Generating reports
To measure post-view transactions, we used AdRiver. This does not mean that only this service is suitable for solving this problem; you can also use others, such as Weborama or Sizmek. It is important here that the service can install a pixel with custom variables and receive raw data from the system itself in conjunction with the identifiers of the statistics counters.
The usual scheme for such a task would be to use Campaign Manager 360 (DCM) in conjunction with Google Analytics and other Google ecosystem tools, but this is not possible now. Therefore, we used AdRiver data, combining it with Google Analytics data.
Implement AdRiver pixel on the client's website.
Set up event transmission - viewing a product card, adding to a cart and purchasing on the website were important to us.
Make sure that everything works correctly at all stages.
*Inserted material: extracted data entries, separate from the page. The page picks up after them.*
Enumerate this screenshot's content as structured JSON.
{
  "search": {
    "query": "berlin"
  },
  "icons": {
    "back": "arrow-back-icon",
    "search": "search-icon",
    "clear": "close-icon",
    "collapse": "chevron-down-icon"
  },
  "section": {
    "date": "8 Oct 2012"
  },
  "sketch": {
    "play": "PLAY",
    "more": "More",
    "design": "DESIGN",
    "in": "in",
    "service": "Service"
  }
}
We philippines mobile database check whether events are transmitted to the pixel - for this, we make test orders to initiate events. You can check the triggering of events in the code viewing console on the site: in the Network section, enter AdRiver and initiate the tested events on the site (adding to cart, purchase). If configured correctly, events with the name addBasket, product, etc. will appear.
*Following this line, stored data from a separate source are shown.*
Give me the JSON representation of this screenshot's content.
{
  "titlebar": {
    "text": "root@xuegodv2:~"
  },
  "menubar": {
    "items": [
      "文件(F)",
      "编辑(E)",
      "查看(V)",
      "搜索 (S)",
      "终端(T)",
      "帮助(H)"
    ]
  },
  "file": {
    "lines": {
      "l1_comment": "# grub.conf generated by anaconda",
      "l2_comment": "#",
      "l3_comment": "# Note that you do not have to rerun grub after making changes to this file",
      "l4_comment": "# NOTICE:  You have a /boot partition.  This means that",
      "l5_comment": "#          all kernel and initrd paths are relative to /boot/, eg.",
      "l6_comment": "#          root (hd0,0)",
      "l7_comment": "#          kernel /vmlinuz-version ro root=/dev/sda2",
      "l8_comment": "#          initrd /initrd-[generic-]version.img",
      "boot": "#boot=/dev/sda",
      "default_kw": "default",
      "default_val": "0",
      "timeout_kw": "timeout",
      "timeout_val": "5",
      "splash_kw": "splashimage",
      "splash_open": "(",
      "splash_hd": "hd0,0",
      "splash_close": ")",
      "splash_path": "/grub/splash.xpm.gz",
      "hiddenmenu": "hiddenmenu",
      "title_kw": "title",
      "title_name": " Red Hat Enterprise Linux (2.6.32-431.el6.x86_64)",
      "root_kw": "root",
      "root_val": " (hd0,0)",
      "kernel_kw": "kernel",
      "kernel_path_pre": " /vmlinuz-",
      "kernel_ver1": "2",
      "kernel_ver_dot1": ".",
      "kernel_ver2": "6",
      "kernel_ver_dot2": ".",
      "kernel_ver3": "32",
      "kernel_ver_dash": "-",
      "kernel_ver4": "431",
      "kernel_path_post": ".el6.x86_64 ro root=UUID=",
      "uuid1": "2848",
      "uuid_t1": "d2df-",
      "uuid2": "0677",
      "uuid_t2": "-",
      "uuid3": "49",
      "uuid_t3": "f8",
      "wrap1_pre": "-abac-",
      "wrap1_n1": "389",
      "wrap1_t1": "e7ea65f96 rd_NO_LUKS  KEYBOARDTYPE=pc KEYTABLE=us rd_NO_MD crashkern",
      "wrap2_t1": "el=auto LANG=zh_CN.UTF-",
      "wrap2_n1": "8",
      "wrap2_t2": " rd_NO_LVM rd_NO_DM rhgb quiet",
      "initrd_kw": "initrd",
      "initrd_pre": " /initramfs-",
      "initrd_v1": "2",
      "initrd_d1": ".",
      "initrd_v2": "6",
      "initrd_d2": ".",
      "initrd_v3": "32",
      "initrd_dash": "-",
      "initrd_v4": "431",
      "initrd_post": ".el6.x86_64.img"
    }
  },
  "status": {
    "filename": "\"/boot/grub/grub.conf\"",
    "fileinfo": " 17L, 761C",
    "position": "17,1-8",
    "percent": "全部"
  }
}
Get the necessary data in the required form - in a table format (download), so that we can compare the download with Google Analytics data and correlate the income from GA. For example, it is important that UTM and Client ID tags are transmitted (this is how we correlate the income from GA, since AdRiver cannot see the income from mobile devices, and in our case this is 70% of the traffic).
Combine them with existing indicators on advertising campaigns in end-to-end analytics reports. To do this, you need to add new columns and calculated indicators to the final Power BI report, which are calculated based on the data from the report using specified formulas. For example, we have data on income and expenses, we need to calculate the DRR. We write the DRR formula (Expense / Income x 100), and the DRR is calculated in a separate column based on the corresponding data from the report.
For flexibility in working with reports, we take data from AdRiver in raw form:
ad impression data, including each user's internal AdRiver user_id;
site data that allows you to match the user_id with the Google Analytics client_id.
This allows you to understand whether an ad was shown to a user, and if so, which campaign banner they saw.
For simple reports, you can take the number of post-view transactions from standard AdRiver reports for each campaign. For more complex reports, you will have to work with raw data.
When we have data on expenses and advertising efficiency from Google Analytics, it is much easier to add data on post-view transactions and post-view income from standard AdRiver reports.
If you need to compare how the indicators changed for different sources after launching a social media outreach campaign, you need to process the raw data. You will have to figure out which users were shown the ad and compare the overall indicators and the indicators of the segment that saw the ads. This will give you an idea of how the outreach campaign affected other sources.